かつてholographic memory(ホログラフィックメモリ)と言われいたストレージ技術が持て囃されていた時期がありました。10年前に10年後にはストレージ媒体の主流になっているだろうなんていう話もあったのですが、その後音沙汰無しです。一体全体この夢の次世代記録メディアに何が起こったというのでしょうか?あれ程期待されていたのが嘘のような廃れっぷりです。まず11年前の記事から見て行きましょう。Holographic Memory
Five to ten years out, holographic storage could become a mainstream consumer technology – or a colossal flop. The still unanswered questions involve the long-term reliability of the components and, of course, cost. The technology must be dependable enough to convince customers to trust it with their most important data yet cheap enough to become ubiquitous.
「5年から10年先には、ホログラフィック記憶装置は民生技術の主流になっているか、あるいは、とてつもない失敗作に終わっている可能性があります。未だに答えられていない問題は、部品の長期間の信頼性と、もちろん、価格を含んでいます。その技術は顧客に彼等の最も重要なデータを委ねるに値する信頼性を保証しなければならないし、さらに、当たり前に使われるほど安価でなければなりません。」
2005年の段階では2010年~2015年で主流になると言われていましたが、やはりとてつもない大失敗に終わってしまったのでしょうか?ホログラフィックメモリの最先端を行っていると思われていたInphaseという会社は2011年に倒産しています(Longmont’s InPhase files for Chapter 11)。
ホログラフィックメモリの行方
holographic data storage (ホログラフィックデータストレージ)の2012年以降の動きを追ってみました。New Holographic Memory Device Could Boost Electronics’ Storage Capacity, Processing Power
But the dream of a fast, high-capacity holographic storage system remains elusive. Khitun and his team’s holographic memory system could mark a turning point, but their device is still very much an experimental prototype. Back in 2005, one of the major players in holographic storage, InPhase, boldly declared its intention to bring holographic storage to market by the the following year. That never happened, and the bankrupt company was sold for parts in 2012.

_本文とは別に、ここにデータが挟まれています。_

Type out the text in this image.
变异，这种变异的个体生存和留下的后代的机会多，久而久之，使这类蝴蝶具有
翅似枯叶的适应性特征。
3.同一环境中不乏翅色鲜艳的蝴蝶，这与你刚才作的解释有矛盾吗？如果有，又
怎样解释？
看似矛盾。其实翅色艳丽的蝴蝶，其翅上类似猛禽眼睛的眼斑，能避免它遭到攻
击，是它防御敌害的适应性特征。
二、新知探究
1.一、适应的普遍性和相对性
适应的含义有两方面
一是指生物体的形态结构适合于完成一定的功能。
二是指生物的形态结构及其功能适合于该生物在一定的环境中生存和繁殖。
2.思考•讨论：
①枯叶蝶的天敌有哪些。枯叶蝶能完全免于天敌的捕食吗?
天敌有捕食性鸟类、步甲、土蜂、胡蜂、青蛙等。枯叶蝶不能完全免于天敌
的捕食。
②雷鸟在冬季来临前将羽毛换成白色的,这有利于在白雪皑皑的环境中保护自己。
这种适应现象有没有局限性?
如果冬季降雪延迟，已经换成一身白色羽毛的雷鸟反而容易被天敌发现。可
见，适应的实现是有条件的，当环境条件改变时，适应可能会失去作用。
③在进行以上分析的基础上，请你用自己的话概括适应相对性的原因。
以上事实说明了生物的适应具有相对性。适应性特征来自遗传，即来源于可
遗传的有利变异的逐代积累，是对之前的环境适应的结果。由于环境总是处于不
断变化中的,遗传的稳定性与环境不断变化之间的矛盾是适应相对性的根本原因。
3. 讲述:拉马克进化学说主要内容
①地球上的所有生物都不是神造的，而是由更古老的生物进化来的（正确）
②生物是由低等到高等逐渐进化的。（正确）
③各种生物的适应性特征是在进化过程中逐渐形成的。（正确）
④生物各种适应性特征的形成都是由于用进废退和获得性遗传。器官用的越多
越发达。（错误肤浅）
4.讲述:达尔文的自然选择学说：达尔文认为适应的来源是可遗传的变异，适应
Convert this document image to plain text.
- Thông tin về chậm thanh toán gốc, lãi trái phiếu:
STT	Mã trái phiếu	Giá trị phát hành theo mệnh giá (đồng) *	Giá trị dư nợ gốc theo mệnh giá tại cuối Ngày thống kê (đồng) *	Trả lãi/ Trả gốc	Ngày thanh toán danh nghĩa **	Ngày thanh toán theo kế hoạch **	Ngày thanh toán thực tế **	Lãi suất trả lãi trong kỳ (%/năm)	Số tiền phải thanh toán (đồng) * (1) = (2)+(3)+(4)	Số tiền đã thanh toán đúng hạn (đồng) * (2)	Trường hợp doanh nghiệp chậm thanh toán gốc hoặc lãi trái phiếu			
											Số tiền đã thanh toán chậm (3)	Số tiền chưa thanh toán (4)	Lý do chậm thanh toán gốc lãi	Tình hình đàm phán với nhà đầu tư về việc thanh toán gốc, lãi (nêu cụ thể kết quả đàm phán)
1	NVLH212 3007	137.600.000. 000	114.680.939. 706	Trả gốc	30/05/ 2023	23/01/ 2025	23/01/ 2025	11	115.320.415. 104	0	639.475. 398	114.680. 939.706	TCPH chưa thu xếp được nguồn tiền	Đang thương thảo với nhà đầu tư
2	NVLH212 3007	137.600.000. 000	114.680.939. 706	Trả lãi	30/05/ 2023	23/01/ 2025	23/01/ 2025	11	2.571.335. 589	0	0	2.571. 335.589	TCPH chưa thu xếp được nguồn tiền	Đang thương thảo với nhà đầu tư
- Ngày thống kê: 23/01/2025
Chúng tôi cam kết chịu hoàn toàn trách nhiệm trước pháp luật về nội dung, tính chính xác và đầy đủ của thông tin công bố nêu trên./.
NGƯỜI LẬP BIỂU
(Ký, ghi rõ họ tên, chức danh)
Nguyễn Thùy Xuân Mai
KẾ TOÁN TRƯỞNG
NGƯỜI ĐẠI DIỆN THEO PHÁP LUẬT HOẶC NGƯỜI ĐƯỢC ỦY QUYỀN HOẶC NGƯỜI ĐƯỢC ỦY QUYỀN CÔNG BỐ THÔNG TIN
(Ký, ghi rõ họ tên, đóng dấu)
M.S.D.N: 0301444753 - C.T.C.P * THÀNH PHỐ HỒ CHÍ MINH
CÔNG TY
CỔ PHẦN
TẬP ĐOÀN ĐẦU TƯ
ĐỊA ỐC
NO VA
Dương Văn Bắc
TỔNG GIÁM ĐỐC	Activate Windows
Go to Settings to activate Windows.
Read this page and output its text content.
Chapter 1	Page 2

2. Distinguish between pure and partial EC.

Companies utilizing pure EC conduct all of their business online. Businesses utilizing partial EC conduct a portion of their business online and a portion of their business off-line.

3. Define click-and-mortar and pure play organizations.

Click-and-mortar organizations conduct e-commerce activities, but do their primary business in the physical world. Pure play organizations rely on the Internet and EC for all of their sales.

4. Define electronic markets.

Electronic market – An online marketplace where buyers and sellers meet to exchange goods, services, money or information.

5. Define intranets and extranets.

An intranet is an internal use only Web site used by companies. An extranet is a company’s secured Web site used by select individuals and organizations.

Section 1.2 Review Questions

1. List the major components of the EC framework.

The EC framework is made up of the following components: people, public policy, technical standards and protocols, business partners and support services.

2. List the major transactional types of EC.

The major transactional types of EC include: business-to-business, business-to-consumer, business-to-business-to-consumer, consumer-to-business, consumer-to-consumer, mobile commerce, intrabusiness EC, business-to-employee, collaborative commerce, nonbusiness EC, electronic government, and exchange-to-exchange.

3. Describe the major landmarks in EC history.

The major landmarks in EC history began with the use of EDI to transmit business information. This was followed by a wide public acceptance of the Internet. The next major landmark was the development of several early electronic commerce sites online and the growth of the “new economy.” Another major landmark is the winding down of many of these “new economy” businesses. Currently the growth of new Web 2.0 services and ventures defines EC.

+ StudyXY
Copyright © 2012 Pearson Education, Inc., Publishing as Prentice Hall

「しかし、高速で高密度のホログラフィック記憶装置の夢は幻のままです。Khitunと彼のチームのホログラフィックメモリシステムは転換点となり得ますが、彼等のデバイスは未だ、ただの実験的な試作品に過ぎません。2005年に遡れば、ホログラフィックストレージの主要なプレイヤーの1企業だったInPhaseは、翌年にホログラフィック記憶装置を市場に投入すると意気込んでいました。それは決して起こりませんでしたし、その破産企業は2012年に切り売りされました。」
2014年の新しい手法を用いたホログラフィックメモリの開発に成功したというニュース記事の中で、この新技術も所詮はInPhaseの二番煎じのような扱いを受けています。この後も技術的革新のないまま今を迎えているような感じです。結局は元々達成不可能な技術だったのかもしれませんし、あるいは、まだ未完成な技術なのかもしれません。
日本で研究が続けられていた
日立ではBlu-lay Discの 10倍以上の記録容量と転送速度を実現する次世代光メモリとしてホログラフィックメモリに関する研究を行っています。ホログラフィックメモリは、従来の光ディスクで行っていたbit-by-bitの記録とは異なり2次元データを一度に記録再生し、さらにホログラムの原理を利用して3次元的に情報を記録するため、転送速度と記録容量の大幅な向上が見込めます
日立が粛々とホログラフィックメモリの研究開発を行っていたようです。かなり実用段階に近いような書き方なので、日本が世界初のホログラフィックメモリを市場に送り出す可能性がありそうです。日本の技術もまだまだ捨てたもんではないですね。
4年後には製品化?
東京理科大学は、5インチのディスクで2テラバイトのデータを記録できるホログラムメモリを開発した。成功の要因は、新しく開発した東京理科大学独自の「3次元クロスシフト多重方式」と「記録媒体の進化」だという。
ホログラムメモリの開発に成功したようです。
「今後は、3次元クロスシフト多重方式の実用化開発を進める。商用化としては、2020年の東京オリンピック/パラリンピック開催に伴う高精細映像の記録用途として活用されることを目指す」
4年後のオリンピックを目指した商用化を考えているようですが、ただ、
実用化へ向けた開発を共同で行う企業や団体、投資家も合わせて募集していくとしている。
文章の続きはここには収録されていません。